Trollope & Colls Ltd v North West Metropolitan Regional Hospital Board

House of Lords

Citations: [1973] 1 WLR 601; [1973] 2 All ER 260; (1973) 117 SJ 355; [1973] CLY 270.


The parties entered into a contract with each other which incorporated the RIBA standard form conditions, with some changes. The contract specified that the work would be completed in three phases, each with a fixed completion date. The architect had the power to move these dates in response to specific events. The events allowing the architect to move the end date of phase III did not include the grant of extensions for the prior phases.

The first phase was significantly delayed. The architect extended the time to complete phase I. However, this ultimately only left around half the time expected to complete phase III. It was not possible to extend the completion date for phase III. By this stage, the claimant asserted that they could still complete on time.

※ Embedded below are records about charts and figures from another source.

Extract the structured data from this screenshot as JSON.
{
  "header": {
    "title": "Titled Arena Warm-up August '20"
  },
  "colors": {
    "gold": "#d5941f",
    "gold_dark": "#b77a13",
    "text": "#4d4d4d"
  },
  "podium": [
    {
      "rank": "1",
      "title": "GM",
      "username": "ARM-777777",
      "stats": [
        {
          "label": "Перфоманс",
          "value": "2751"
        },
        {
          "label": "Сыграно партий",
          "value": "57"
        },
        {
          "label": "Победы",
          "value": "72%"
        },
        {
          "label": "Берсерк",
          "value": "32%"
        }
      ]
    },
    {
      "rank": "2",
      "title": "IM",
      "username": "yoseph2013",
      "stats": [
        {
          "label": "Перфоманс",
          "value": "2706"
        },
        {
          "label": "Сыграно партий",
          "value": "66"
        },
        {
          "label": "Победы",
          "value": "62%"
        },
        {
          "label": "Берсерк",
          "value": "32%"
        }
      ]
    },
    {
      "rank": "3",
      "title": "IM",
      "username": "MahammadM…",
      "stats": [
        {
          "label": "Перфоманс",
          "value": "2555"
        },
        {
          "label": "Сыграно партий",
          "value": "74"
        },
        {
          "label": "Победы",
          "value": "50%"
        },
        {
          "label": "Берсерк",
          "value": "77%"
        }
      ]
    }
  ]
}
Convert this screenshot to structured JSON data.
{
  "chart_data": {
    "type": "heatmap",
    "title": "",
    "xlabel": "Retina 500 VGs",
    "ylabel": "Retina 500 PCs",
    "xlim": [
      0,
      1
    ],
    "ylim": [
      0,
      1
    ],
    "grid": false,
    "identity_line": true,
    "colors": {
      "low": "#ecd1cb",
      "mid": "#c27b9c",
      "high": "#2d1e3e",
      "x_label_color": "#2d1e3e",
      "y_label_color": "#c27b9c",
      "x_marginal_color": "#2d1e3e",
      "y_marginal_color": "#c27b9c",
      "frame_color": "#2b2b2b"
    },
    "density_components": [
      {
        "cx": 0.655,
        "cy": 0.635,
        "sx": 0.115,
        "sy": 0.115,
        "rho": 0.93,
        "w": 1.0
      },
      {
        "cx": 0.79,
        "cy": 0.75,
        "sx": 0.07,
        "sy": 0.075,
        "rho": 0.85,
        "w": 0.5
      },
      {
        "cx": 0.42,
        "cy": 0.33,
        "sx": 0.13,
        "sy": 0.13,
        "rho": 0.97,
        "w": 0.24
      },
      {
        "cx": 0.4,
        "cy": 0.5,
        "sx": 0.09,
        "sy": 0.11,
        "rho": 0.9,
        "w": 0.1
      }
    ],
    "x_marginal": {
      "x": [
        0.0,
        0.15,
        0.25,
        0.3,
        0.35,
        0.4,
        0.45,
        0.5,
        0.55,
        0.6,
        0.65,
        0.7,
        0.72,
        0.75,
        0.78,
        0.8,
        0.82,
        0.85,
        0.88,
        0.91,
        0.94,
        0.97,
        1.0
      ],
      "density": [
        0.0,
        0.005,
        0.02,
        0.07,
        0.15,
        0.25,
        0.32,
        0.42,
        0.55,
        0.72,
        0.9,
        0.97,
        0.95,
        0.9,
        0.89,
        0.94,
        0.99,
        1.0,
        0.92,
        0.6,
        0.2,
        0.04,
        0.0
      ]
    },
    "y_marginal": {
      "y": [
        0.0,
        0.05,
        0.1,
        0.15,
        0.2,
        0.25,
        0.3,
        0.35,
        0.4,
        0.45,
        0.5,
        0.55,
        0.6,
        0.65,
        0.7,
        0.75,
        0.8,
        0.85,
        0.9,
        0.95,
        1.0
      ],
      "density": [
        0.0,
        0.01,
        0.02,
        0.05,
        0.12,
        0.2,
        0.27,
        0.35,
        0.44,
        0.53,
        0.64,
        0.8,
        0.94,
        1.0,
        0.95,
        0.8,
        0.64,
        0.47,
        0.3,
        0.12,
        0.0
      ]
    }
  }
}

By contrast, the defendant said it was not possible for them to hire sub-contractors able to complete their part of the work on the proposed schedule.

The claimant sought a declaration that the contract did not allow the architect to extend the completion period for phrase III if there had been an extension to phase I. The defendant thought that the contract did allow this on a proper interpretation, or that there was an implied term to this effect.

  1. Properly construed, did the contract allow an extension to the phase III completion date if there had been an extension to phase I?
  2. If not, should a term to this effect be implied?

The House of Lords held in favour of the claimant. The express terms were clear and unambiguous about the conditions under which an extension could be granted. There was no reason to believe that the parties must have intended to include a term allowing an extension in these circumstances.

This Case is Authority For…

The court should not make a contract for the parties nor improve upon the contract made. The role of the court in both implication and interpretation is to discover what the parties intended. Where the contract terms are clear and unambiguous, the court will normally assume that the parties intended the literal meaning of the contract.

In the case of implication, the court will only find an implied term if it is:

‘a term that went without saying, a term necessary to give business efficacy to the contract, a term which, though tacit, formed part of the contract which the parties made for themselves.’

This is unlikely to be the case where there is an express clause which appears to address the situation in question.